Charles trat einen Schritt vor. »Ich wollte gerade Prinzessin Genevieve fragen«, sagte er. »Sie kennt es noch nicht und es ist eine Neuheit, die jeder Bürger kennenlernen sollte. Ich verspreche dir, dass ich nachher mit dir fahre.« Er bot mir den Arm. Clara warf mir mit geröteten Wangen böse Blicke zu.
»Ich wollte mir eigentlich das Treibhaus ansehen«, sagte ich und deutete auf die geschlossene Tür auf der anderen Seite des Wintergartens, hinter der das Treibhaus von prächtigen Blumen überquoll.
»Charles kann dich begleiten«, sagte der König und drängte mich in dessen Richtung.

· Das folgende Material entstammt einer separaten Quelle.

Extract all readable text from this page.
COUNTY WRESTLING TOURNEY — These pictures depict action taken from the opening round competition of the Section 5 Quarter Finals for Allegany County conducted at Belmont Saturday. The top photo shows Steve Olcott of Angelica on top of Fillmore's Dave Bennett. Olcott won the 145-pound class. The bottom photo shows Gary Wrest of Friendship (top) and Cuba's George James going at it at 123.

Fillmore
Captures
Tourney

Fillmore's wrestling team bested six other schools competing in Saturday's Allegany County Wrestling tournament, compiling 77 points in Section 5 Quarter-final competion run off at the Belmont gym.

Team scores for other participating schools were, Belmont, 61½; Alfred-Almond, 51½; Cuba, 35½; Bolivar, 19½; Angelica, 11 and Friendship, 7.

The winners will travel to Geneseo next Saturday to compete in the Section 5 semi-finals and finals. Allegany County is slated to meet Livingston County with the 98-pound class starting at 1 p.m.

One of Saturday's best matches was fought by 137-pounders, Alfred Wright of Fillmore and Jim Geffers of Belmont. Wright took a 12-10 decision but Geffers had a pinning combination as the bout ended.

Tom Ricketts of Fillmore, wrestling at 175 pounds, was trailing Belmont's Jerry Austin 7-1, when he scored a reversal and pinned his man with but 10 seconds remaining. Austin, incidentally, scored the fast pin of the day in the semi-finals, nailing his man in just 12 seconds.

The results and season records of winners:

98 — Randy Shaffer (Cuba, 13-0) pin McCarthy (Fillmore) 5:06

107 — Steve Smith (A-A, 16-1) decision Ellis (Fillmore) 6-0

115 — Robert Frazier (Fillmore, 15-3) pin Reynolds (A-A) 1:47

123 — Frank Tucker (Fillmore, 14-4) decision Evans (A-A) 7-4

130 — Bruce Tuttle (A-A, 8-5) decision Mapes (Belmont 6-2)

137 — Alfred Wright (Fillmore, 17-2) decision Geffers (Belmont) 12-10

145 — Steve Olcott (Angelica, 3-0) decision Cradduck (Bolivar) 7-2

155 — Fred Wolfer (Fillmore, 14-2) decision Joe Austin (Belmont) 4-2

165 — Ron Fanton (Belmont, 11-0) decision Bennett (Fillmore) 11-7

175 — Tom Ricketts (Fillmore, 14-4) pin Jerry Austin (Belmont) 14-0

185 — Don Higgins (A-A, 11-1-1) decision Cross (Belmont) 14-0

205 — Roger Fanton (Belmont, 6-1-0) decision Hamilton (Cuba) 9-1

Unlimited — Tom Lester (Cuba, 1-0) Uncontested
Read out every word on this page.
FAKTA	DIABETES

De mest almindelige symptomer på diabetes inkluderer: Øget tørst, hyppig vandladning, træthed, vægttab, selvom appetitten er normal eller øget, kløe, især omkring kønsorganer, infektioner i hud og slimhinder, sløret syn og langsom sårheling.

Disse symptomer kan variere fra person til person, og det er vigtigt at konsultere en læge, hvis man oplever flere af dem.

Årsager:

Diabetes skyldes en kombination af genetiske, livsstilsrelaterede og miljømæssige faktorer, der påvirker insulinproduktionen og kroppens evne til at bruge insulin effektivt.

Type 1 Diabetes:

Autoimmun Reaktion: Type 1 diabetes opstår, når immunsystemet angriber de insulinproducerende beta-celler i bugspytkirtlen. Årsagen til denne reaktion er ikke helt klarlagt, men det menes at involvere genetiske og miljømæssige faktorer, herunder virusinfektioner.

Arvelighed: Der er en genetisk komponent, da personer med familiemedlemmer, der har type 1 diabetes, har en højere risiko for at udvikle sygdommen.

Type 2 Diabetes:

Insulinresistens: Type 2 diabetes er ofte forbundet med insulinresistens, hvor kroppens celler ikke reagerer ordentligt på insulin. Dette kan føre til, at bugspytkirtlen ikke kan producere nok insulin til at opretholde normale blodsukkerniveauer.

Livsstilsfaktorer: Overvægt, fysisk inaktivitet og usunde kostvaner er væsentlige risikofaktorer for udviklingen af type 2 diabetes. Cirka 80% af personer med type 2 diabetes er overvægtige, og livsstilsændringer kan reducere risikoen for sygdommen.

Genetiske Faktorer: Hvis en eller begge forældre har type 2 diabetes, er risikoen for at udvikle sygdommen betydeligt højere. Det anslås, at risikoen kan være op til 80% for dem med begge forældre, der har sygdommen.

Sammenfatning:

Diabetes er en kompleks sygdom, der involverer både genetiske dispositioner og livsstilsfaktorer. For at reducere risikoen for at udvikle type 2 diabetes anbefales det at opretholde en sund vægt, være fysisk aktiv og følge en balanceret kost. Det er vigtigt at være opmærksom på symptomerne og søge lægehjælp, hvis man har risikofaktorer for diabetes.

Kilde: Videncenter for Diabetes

»Ich möchte lieber allein gehen«, sagte ich und nickte Charles entschuldigend zu. Er hielt mir immer noch den Arm hin und wartete darauf, dass ich ihn nehmen würde.
Er brauchte einen Moment, um sich zu fangen, dann entschlüpfte seinen Lippen ein leises Lachen. »Natürlich«, sagte er und sah beim Sprechen zu der Gruppe. »Sie sind bestimmt erschöpft nach der Parade. Ein andermal dann.« Er musterte mich wie ein unbekanntes exotisches Tier.
Der König öffnete den Mund und wollte etwas sagen, doch ich drehte mich um und ging durch den Wintergarten zum Treibhaus, erleichtert, endlich allein zu sein. Über dem Glasdach färbte sich der Himmel bereits orange, die Sonne versank hinter den Bergen. Der Empfang war bald vorbei. In wenigen Stunden würde ich auf dem Weg zu Caleb sein und würde das hier – den Palast, den König, Clara und Charles – hinter mir lassen.
Caleb lebt, wiederholte ich für mich. Das war das Einzige, was zählte. Ich berührte den Ausschnitt meines Kleides. Das winzige Quadrat steckte noch immer darin, nah an meinem Herzen.